This article by Harout Manougian is published by Constitutionnet. Here is an excerpt from the introduction:
As in other facets of life, building a nation’s constitution is more about the journey than the destination. Major events contribute to an altered general understanding among society, and a constitution codifies the new reality. But the process of drafting that language can be a major event itself; in a sense, “the medium is the message.”
In Armenia, former President Serzh Sargsyan moved the nation from a semi-presidential system of government to a parliamentary model through a constitutional referendum in 2015. Those changes were drafted by a presidential commission: nine members that reported directly to him. They ended up proposing a package that would allow him to shake off term limits while still retaining full control of the levers of government. Nikol Pashinyan, then an opposition MP, criticized that Constitution as “a suit tailored to fit the man,” referring to Serzh Sargsyan.

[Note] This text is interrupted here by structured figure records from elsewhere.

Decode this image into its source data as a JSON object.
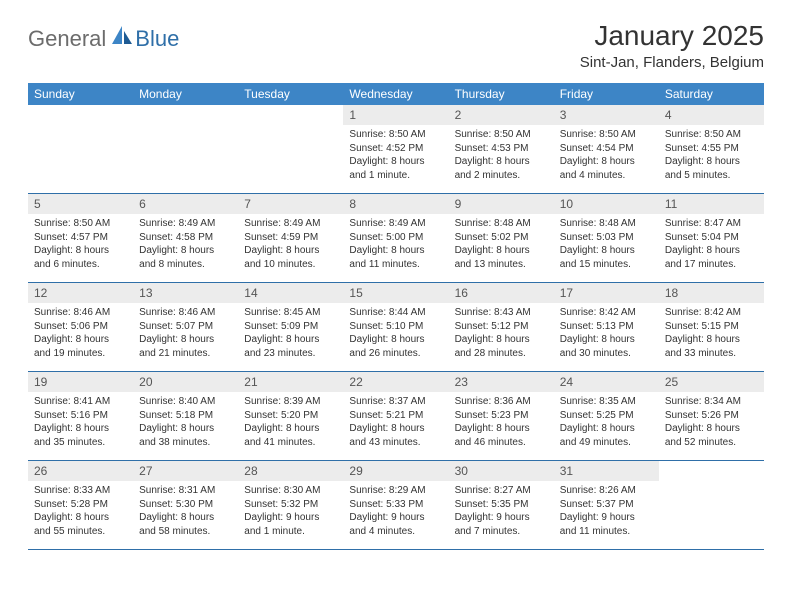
{
  "brand": {
    "part1": "General",
    "part2": "Blue"
  },
  "title": "January 2025",
  "location": "Sint-Jan, Flanders, Belgium",
  "colors": {
    "header_bg": "#3d85c6",
    "header_text": "#ffffff",
    "daynum_bg": "#ececec",
    "row_border": "#2f6fa8",
    "logo_gray": "#6c6c6c",
    "logo_blue": "#2f6fa8"
  },
  "day_headers": [
    "Sunday",
    "Monday",
    "Tuesday",
    "Wednesday",
    "Thursday",
    "Friday",
    "Saturday"
  ],
  "weeks": [
    [
      null,
      null,
      null,
      {
        "n": "1",
        "sr": "Sunrise: 8:50 AM",
        "ss": "Sunset: 4:52 PM",
        "dl": "Daylight: 8 hours and 1 minute."
      },
      {
        "n": "2",
        "sr": "Sunrise: 8:50 AM",
        "ss": "Sunset: 4:53 PM",
        "dl": "Daylight: 8 hours and 2 minutes."
      },
      {
        "n": "3",
        "sr": "Sunrise: 8:50 AM",
        "ss": "Sunset: 4:54 PM",
        "dl": "Daylight: 8 hours and 4 minutes."
      },
      {
        "n": "4",
        "sr": "Sunrise: 8:50 AM",
        "ss": "Sunset: 4:55 PM",
        "dl": "Daylight: 8 hours and 5 minutes."
      }
    ],
    [
      {
        "n": "5",
        "sr": "Sunrise: 8:50 AM",
        "ss": "Sunset: 4:57 PM",
        "dl": "Daylight: 8 hours and 6 minutes."
      },
      {
        "n": "6",
        "sr": "Sunrise: 8:49 AM",
        "ss": "Sunset: 4:58 PM",
        "dl": "Daylight: 8 hours and 8 minutes."
      },
      {
        "n": "7",
        "sr": "Sunrise: 8:49 AM",
        "ss": "Sunset: 4:59 PM",
        "dl": "Daylight: 8 hours and 10 minutes."
      },
      {
        "n": "8",
        "sr": "Sunrise: 8:49 AM",
        "ss": "Sunset: 5:00 PM",
        "dl": "Daylight: 8 hours and 11 minutes."
      },
      {
        "n": "9",
        "sr": "Sunrise: 8:48 AM",
        "ss": "Sunset: 5:02 PM",
        "dl": "Daylight: 8 hours and 13 minutes."
      },
      {
        "n": "10",
        "sr": "Sunrise: 8:48 AM",
        "ss": "Sunset: 5:03 PM",
        "dl": "Daylight: 8 hours and 15 minutes."
      },
      {
        "n": "11",
        "sr": "Sunrise: 8:47 AM",
        "ss": "Sunset: 5:04 PM",
        "dl": "Daylight: 8 hours and 17 minutes."
      }
    ],
    [
      {
        "n": "12",
        "sr": "Sunrise: 8:46 AM",
        "ss": "Sunset: 5:06 PM",
        "dl": "Daylight: 8 hours and 19 minutes."
      },
      {
        "n": "13",
        "sr": "Sunrise: 8:46 AM",
        "ss": "Sunset: 5:07 PM",
        "dl": "Daylight: 8 hours and 21 minutes."
      },
      {
        "n": "14",
        "sr": "Sunrise: 8:45 AM",
        "ss": "Sunset: 5:09 PM",
        "dl": "Daylight: 8 hours and 23 minutes."
      },
      {
        "n": "15",
        "sr": "Sunrise: 8:44 AM",
        "ss": "Sunset: 5:10 PM",
        "dl": "Daylight: 8 hours and 26 minutes."
      },
      {
        "n": "16",
        "sr": "Sunrise: 8:43 AM",
        "ss": "Sunset: 5:12 PM",
        "dl": "Daylight: 8 hours and 28 minutes."
      },
      {
        "n": "17",
        "sr": "Sunrise: 8:42 AM",
        "ss": "Sunset: 5:13 PM",
        "dl": "Daylight: 8 hours and 30 minutes."
      },
      {
        "n": "18",
        "sr": "Sunrise: 8:42 AM",
        "ss": "Sunset: 5:15 PM",
        "dl": "Daylight: 8 hours and 33 minutes."
      }
    ],
    [
      {
        "n": "19",
        "sr": "Sunrise: 8:41 AM",
        "ss": "Sunset: 5:16 PM",
        "dl": "Daylight: 8 hours and 35 minutes."
      },
      {
        "n": "20",
        "sr": "Sunrise: 8:40 AM",
        "ss": "Sunset: 5:18 PM",
        "dl": "Daylight: 8 hours and 38 minutes."
      },
      {
        "n": "21",
        "sr": "Sunrise: 8:39 AM",
        "ss": "Sunset: 5:20 PM",
        "dl": "Daylight: 8 hours and 41 minutes."
      },
      {
        "n": "22",
        "sr": "Sunrise: 8:37 AM",
        "ss": "Sunset: 5:21 PM",
        "dl": "Daylight: 8 hours and 43 minutes."
      },
      {
        "n": "23",
        "sr": "Sunrise: 8:36 AM",
        "ss": "Sunset: 5:23 PM",
        "dl": "Daylight: 8 hours and 46 minutes."
      },
      {
        "n": "24",
        "sr": "Sunrise: 8:35 AM",
        "ss": "Sunset: 5:25 PM",
        "dl": "Daylight: 8 hours and 49 minutes."
      },
      {
        "n": "25",
        "sr": "Sunrise: 8:34 AM",
        "ss": "Sunset: 5:26 PM",
        "dl": "Daylight: 8 hours and 52 minutes."
      }
    ],
    [
      {
        "n": "26",
        "sr": "Sunrise: 8:33 AM",
        "ss": "Sunset: 5:28 PM",
        "dl": "Daylight: 8 hours and 55 minutes."
      },
      {
        "n": "27",
        "sr": "Sunrise: 8:31 AM",
        "ss": "Sunset: 5:30 PM",
        "dl": "Daylight: 8 hours and 58 minutes."
      },
      {
        "n": "28",
        "sr": "Sunrise: 8:30 AM",
        "ss": "Sunset: 5:32 PM",
        "dl": "Daylight: 9 hours and 1 minute."
      },
      {
        "n": "29",
        "sr": "Sunrise: 8:29 AM",
        "ss": "Sunset: 5:33 PM",
        "dl": "Daylight: 9 hours and 4 minutes."
      },
      {
        "n": "30",
        "sr": "Sunrise: 8:27 AM",
        "ss": "Sunset: 5:35 PM",
        "dl": "Daylight: 9 hours and 7 minutes."
      },
      {
        "n": "31",
        "sr": "Sunrise: 8:26 AM",
        "ss": "Sunset: 5:37 PM",
        "dl": "Daylight: 9 hours and 11 minutes."
      },
      null
    ]
  ]
}
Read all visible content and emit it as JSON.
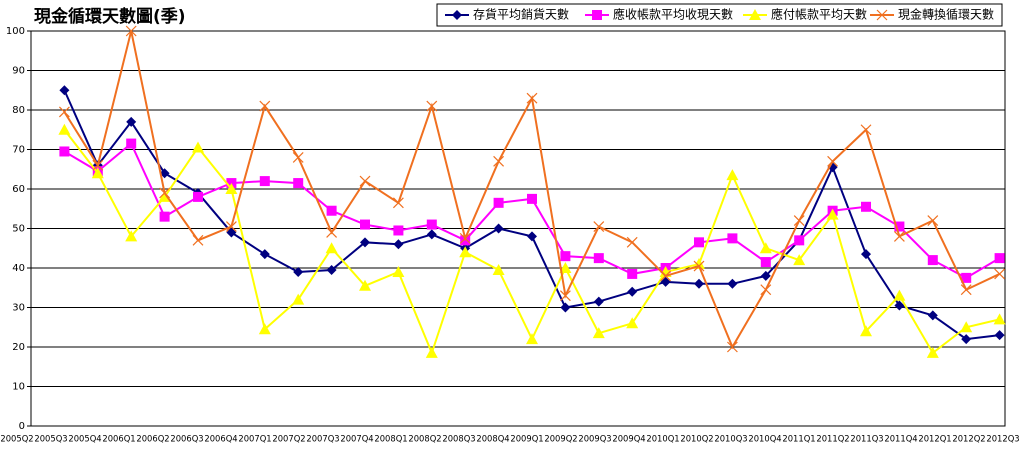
{
  "chart_data": {
    "type": "line",
    "title": "現金循環天數圖(季)",
    "categories": [
      "2005Q2",
      "2005Q3",
      "2005Q4",
      "2006Q1",
      "2006Q2",
      "2006Q3",
      "2006Q4",
      "2007Q1",
      "2007Q2",
      "2007Q3",
      "2007Q4",
      "2008Q1",
      "2008Q2",
      "2008Q3",
      "2008Q4",
      "2009Q1",
      "2009Q2",
      "2009Q3",
      "2009Q4",
      "2010Q1",
      "2010Q2",
      "2010Q3",
      "2010Q4",
      "2011Q1",
      "2011Q2",
      "2011Q3",
      "2011Q4",
      "2012Q1",
      "2012Q2",
      "2012Q3"
    ],
    "series": [
      {
        "name": "存貨平均銷貨天數",
        "color": "#000080",
        "marker": "diamond",
        "values": [
          null,
          85,
          66,
          77,
          64,
          59,
          49,
          43.5,
          39,
          39.5,
          46.5,
          46,
          48.5,
          45,
          50,
          48,
          30,
          31.5,
          34,
          36.5,
          36,
          36,
          38,
          47,
          65.5,
          43.5,
          30.5,
          28,
          22,
          23
        ]
      },
      {
        "name": "應收帳款平均收現天數",
        "color": "#ff00ff",
        "marker": "square",
        "values": [
          null,
          69.5,
          64.5,
          71.5,
          53,
          58,
          61.5,
          62,
          61.5,
          54.5,
          51,
          49.5,
          51,
          47,
          56.5,
          57.5,
          43,
          42.5,
          38.5,
          40,
          46.5,
          47.5,
          41.5,
          47,
          54.5,
          55.5,
          50.5,
          42,
          37.5,
          42.5
        ]
      },
      {
        "name": "應付帳款平均天數",
        "color": "#ffff00",
        "marker": "triangle",
        "values": [
          null,
          75,
          64,
          48,
          58,
          70.5,
          60,
          24.5,
          32,
          45,
          35.5,
          39,
          18.5,
          44,
          39.5,
          22,
          40,
          23.5,
          26,
          39,
          41,
          63.5,
          45,
          42,
          53.5,
          24,
          33,
          18.5,
          25,
          27
        ]
      },
      {
        "name": "現金轉換循環天數",
        "color": "#f07020",
        "marker": "x",
        "values": [
          null,
          79.5,
          66,
          100,
          59,
          47,
          50.5,
          81,
          68,
          49,
          62,
          56.5,
          81,
          47.5,
          67,
          83,
          33,
          50.5,
          46.5,
          38,
          40.5,
          20,
          34.5,
          52,
          67,
          75,
          48,
          52,
          34.5,
          38.5
        ]
      }
    ],
    "ylim": [
      0,
      100
    ],
    "yticks": [
      0,
      10,
      20,
      30,
      40,
      50,
      60,
      70,
      80,
      90,
      100
    ],
    "grid": true
  }
}
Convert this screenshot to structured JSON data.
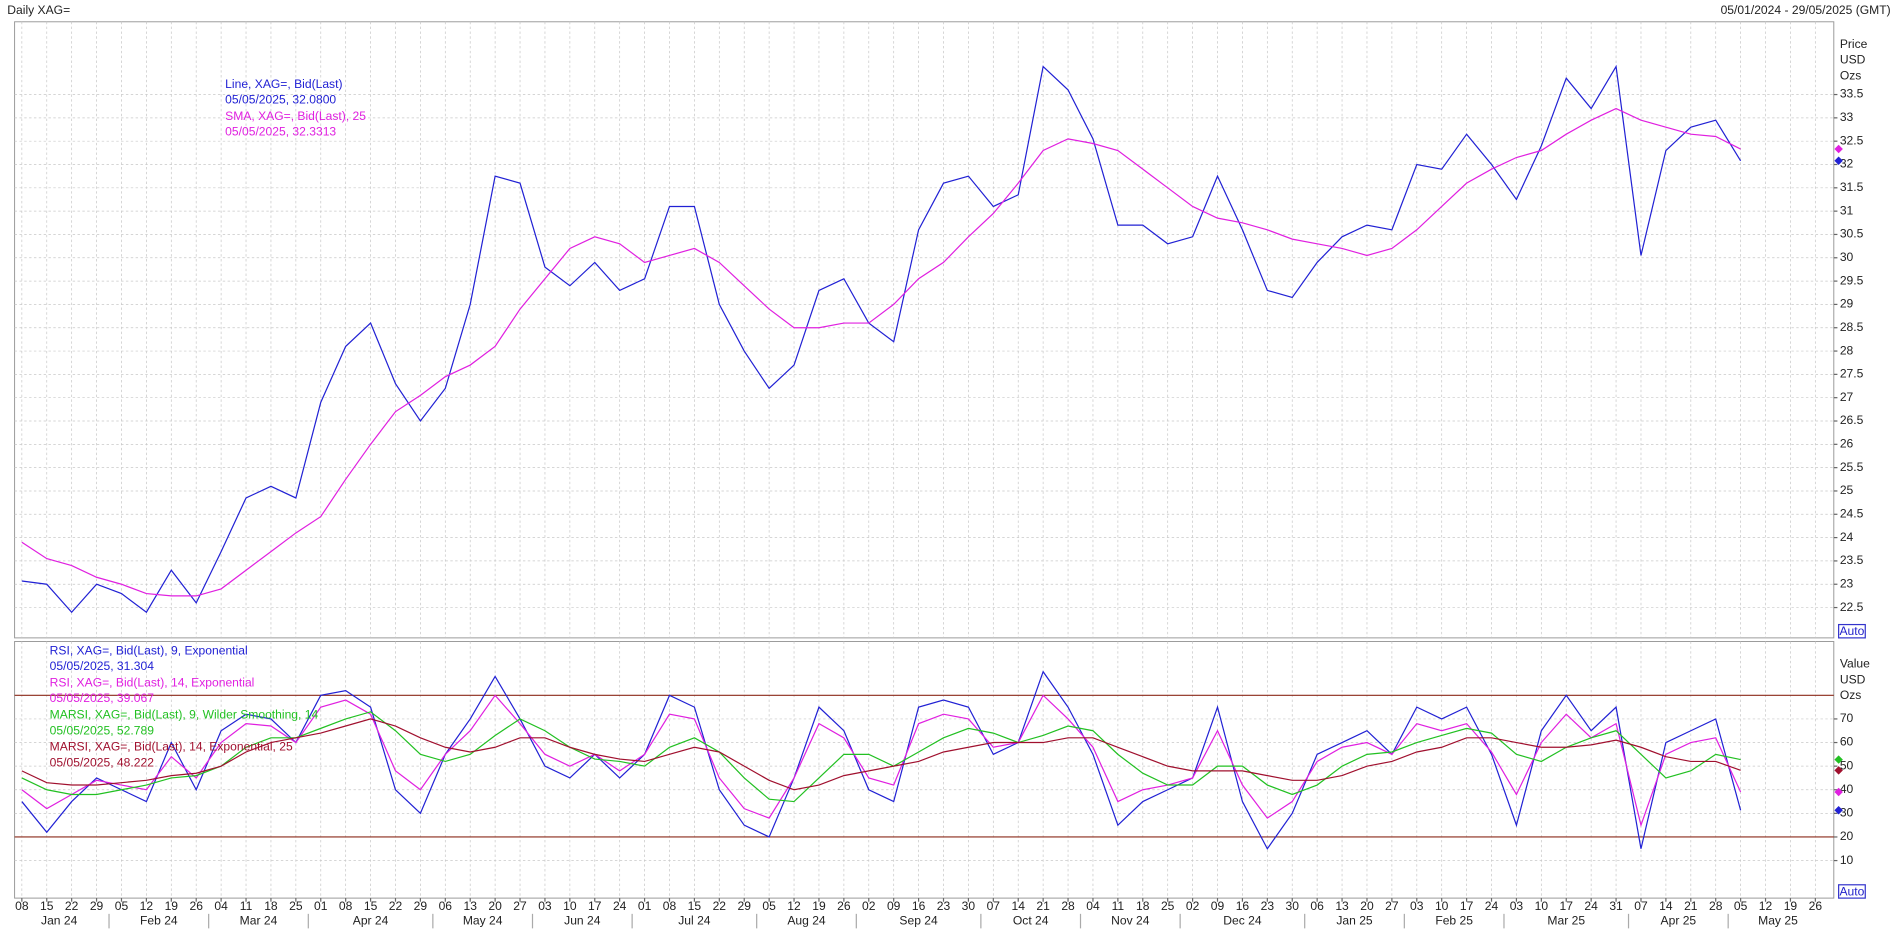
{
  "header": {
    "title": "Daily XAG=",
    "range": "05/01/2024 - 29/05/2025 (GMT)"
  },
  "chart_data": [
    {
      "type": "line",
      "y_label": [
        "Price",
        "USD",
        "Ozs"
      ],
      "auto": "Auto",
      "grid": true,
      "categories": [
        "08",
        "15",
        "22",
        "29",
        "05",
        "12",
        "19",
        "26",
        "04",
        "11",
        "18",
        "25",
        "01",
        "08",
        "15",
        "22",
        "29",
        "06",
        "13",
        "20",
        "27",
        "03",
        "10",
        "17",
        "24",
        "01",
        "08",
        "15",
        "22",
        "29",
        "05",
        "12",
        "19",
        "26",
        "02",
        "09",
        "16",
        "23",
        "30",
        "07",
        "14",
        "21",
        "28",
        "04",
        "11",
        "18",
        "25",
        "02",
        "09",
        "16",
        "23",
        "30",
        "06",
        "13",
        "20",
        "27",
        "03",
        "10",
        "17",
        "24",
        "03",
        "10",
        "17",
        "24",
        "31",
        "07",
        "14",
        "21",
        "28",
        "05",
        "12",
        "19",
        "26"
      ],
      "months": [
        "Jan 24",
        "Feb 24",
        "Mar 24",
        "Apr 24",
        "May 24",
        "Jun 24",
        "Jul 24",
        "Aug 24",
        "Sep 24",
        "Oct 24",
        "Nov 24",
        "Dec 24",
        "Jan 25",
        "Feb 25",
        "Mar 25",
        "Apr 25",
        "May 25"
      ],
      "ylim": [
        21.85,
        35.06
      ],
      "yticks": [
        22.5,
        23,
        23.5,
        24,
        24.5,
        25,
        25.5,
        26,
        26.5,
        27,
        27.5,
        28,
        28.5,
        29,
        29.5,
        30,
        30.5,
        31,
        31.5,
        32,
        32.5,
        33,
        33.5
      ],
      "series": [
        {
          "name": "Line, XAG=, Bid(Last)",
          "legend_value": "05/05/2025, 32.0800",
          "color": "#2121d4",
          "values": [
            23.07,
            23.0,
            22.4,
            23.0,
            22.8,
            22.4,
            23.3,
            22.6,
            23.7,
            24.85,
            25.1,
            24.85,
            26.9,
            28.1,
            28.6,
            27.3,
            26.5,
            27.2,
            29.0,
            31.75,
            31.6,
            29.8,
            29.4,
            29.9,
            29.3,
            29.55,
            31.1,
            31.1,
            29.0,
            28.0,
            27.2,
            27.7,
            29.3,
            29.55,
            28.6,
            28.2,
            30.6,
            31.6,
            31.75,
            31.1,
            31.35,
            34.1,
            33.6,
            32.55,
            30.7,
            30.7,
            30.3,
            30.45,
            31.75,
            30.6,
            29.3,
            29.15,
            29.9,
            30.45,
            30.7,
            30.6,
            32.0,
            31.9,
            32.65,
            32.0,
            31.25,
            32.4,
            33.85,
            33.2,
            34.1,
            30.05,
            32.3,
            32.8,
            32.95,
            32.08,
            null,
            null,
            null
          ]
        },
        {
          "name": "SMA, XAG=, Bid(Last),  25",
          "legend_value": "05/05/2025, 32.3313",
          "color": "#e020e0",
          "values": [
            23.9,
            23.55,
            23.4,
            23.15,
            23.0,
            22.8,
            22.75,
            22.75,
            22.9,
            23.3,
            23.7,
            24.1,
            24.45,
            25.25,
            26.0,
            26.7,
            27.05,
            27.45,
            27.7,
            28.1,
            28.9,
            29.55,
            30.2,
            30.45,
            30.3,
            29.9,
            30.05,
            30.2,
            29.9,
            29.4,
            28.9,
            28.5,
            28.5,
            28.6,
            28.6,
            29.0,
            29.55,
            29.9,
            30.45,
            30.95,
            31.6,
            32.3,
            32.55,
            32.45,
            32.3,
            31.9,
            31.5,
            31.1,
            30.85,
            30.75,
            30.6,
            30.4,
            30.3,
            30.2,
            30.05,
            30.2,
            30.6,
            31.1,
            31.6,
            31.9,
            32.15,
            32.3,
            32.65,
            32.95,
            33.2,
            32.95,
            32.8,
            32.65,
            32.6,
            32.3313,
            null,
            null,
            null
          ]
        }
      ]
    },
    {
      "type": "line",
      "y_label": [
        "Value",
        "USD",
        "Ozs"
      ],
      "auto": "Auto",
      "grid": true,
      "ylim": [
        -5.9,
        102.8
      ],
      "yticks": [
        10,
        20,
        30,
        40,
        50,
        60,
        70
      ],
      "levels": [
        80,
        20
      ],
      "series": [
        {
          "name": "RSI, XAG=, Bid(Last),  9, Exponential",
          "legend_value": "05/05/2025, 31.304",
          "color": "#2121d4",
          "values": [
            35,
            22,
            35,
            45,
            40,
            35,
            60,
            40,
            65,
            72,
            70,
            60,
            80,
            82,
            75,
            40,
            30,
            55,
            70,
            88,
            70,
            50,
            45,
            55,
            45,
            55,
            80,
            75,
            40,
            25,
            20,
            45,
            75,
            65,
            40,
            35,
            75,
            78,
            75,
            55,
            60,
            90,
            75,
            55,
            25,
            35,
            40,
            45,
            75,
            35,
            15,
            30,
            55,
            60,
            65,
            55,
            75,
            70,
            75,
            55,
            25,
            65,
            80,
            65,
            75,
            15,
            60,
            65,
            70,
            31.304,
            null,
            null,
            null
          ]
        },
        {
          "name": "RSI, XAG=, Bid(Last),  14, Exponential",
          "legend_value": "05/05/2025, 39.067",
          "color": "#e020e0",
          "values": [
            40,
            32,
            38,
            44,
            42,
            40,
            54,
            45,
            60,
            68,
            67,
            60,
            75,
            78,
            72,
            48,
            40,
            55,
            65,
            80,
            68,
            55,
            50,
            55,
            48,
            55,
            72,
            70,
            45,
            32,
            28,
            45,
            68,
            62,
            45,
            42,
            68,
            72,
            70,
            58,
            60,
            80,
            70,
            58,
            35,
            40,
            42,
            45,
            65,
            42,
            28,
            35,
            52,
            58,
            60,
            55,
            68,
            65,
            68,
            56,
            38,
            60,
            72,
            62,
            68,
            25,
            55,
            60,
            62,
            39.067,
            null,
            null,
            null
          ]
        },
        {
          "name": "MARSI, XAG=, Bid(Last),  9, Wilder Smoothing, 14",
          "legend_value": "05/05/2025, 52.789",
          "color": "#22c022",
          "values": [
            45,
            40,
            38,
            38,
            40,
            42,
            45,
            46,
            50,
            58,
            62,
            62,
            66,
            70,
            73,
            65,
            55,
            52,
            55,
            63,
            70,
            65,
            58,
            53,
            52,
            50,
            58,
            62,
            56,
            45,
            36,
            35,
            45,
            55,
            55,
            50,
            56,
            62,
            66,
            64,
            60,
            63,
            67,
            65,
            55,
            47,
            42,
            42,
            50,
            50,
            42,
            38,
            42,
            50,
            55,
            56,
            60,
            63,
            66,
            64,
            55,
            52,
            58,
            62,
            65,
            55,
            45,
            48,
            55,
            52.789,
            null,
            null,
            null
          ]
        },
        {
          "name": "MARSI, XAG=, Bid(Last),  14, Exponential, 25",
          "legend_value": "05/05/2025, 48.222",
          "color": "#a0102e",
          "values": [
            48,
            43,
            42,
            42,
            43,
            44,
            46,
            47,
            50,
            56,
            60,
            62,
            64,
            67,
            70,
            67,
            62,
            58,
            56,
            58,
            62,
            62,
            58,
            55,
            53,
            52,
            55,
            58,
            56,
            50,
            44,
            40,
            42,
            46,
            48,
            50,
            52,
            56,
            58,
            60,
            60,
            60,
            62,
            62,
            58,
            54,
            50,
            48,
            48,
            48,
            46,
            44,
            44,
            46,
            50,
            52,
            56,
            58,
            62,
            62,
            60,
            58,
            58,
            59,
            61,
            58,
            54,
            52,
            52,
            48.222,
            null,
            null,
            null
          ]
        }
      ]
    }
  ]
}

The 2015 Constitution is still in force today, but mass protests during Sargsyan’s transition from President to Prime Minister in 2018 led to his resignation. Consequently, Pashinyan himself stepped into the (newly empowered) Office of Prime Minister. By December 2019, Pashinyan had appointed his own Expert Commission on Constitutional Reform. It was mostly a small group of hand-picked legal experts that reported directly to him but, this time, applications to join the Commission were accepted from constitutional law experts with at least seven years of experience and civil society organizations with a track record of democracy promotion. The two parliamentary opposition parties were also given one seat each at the table.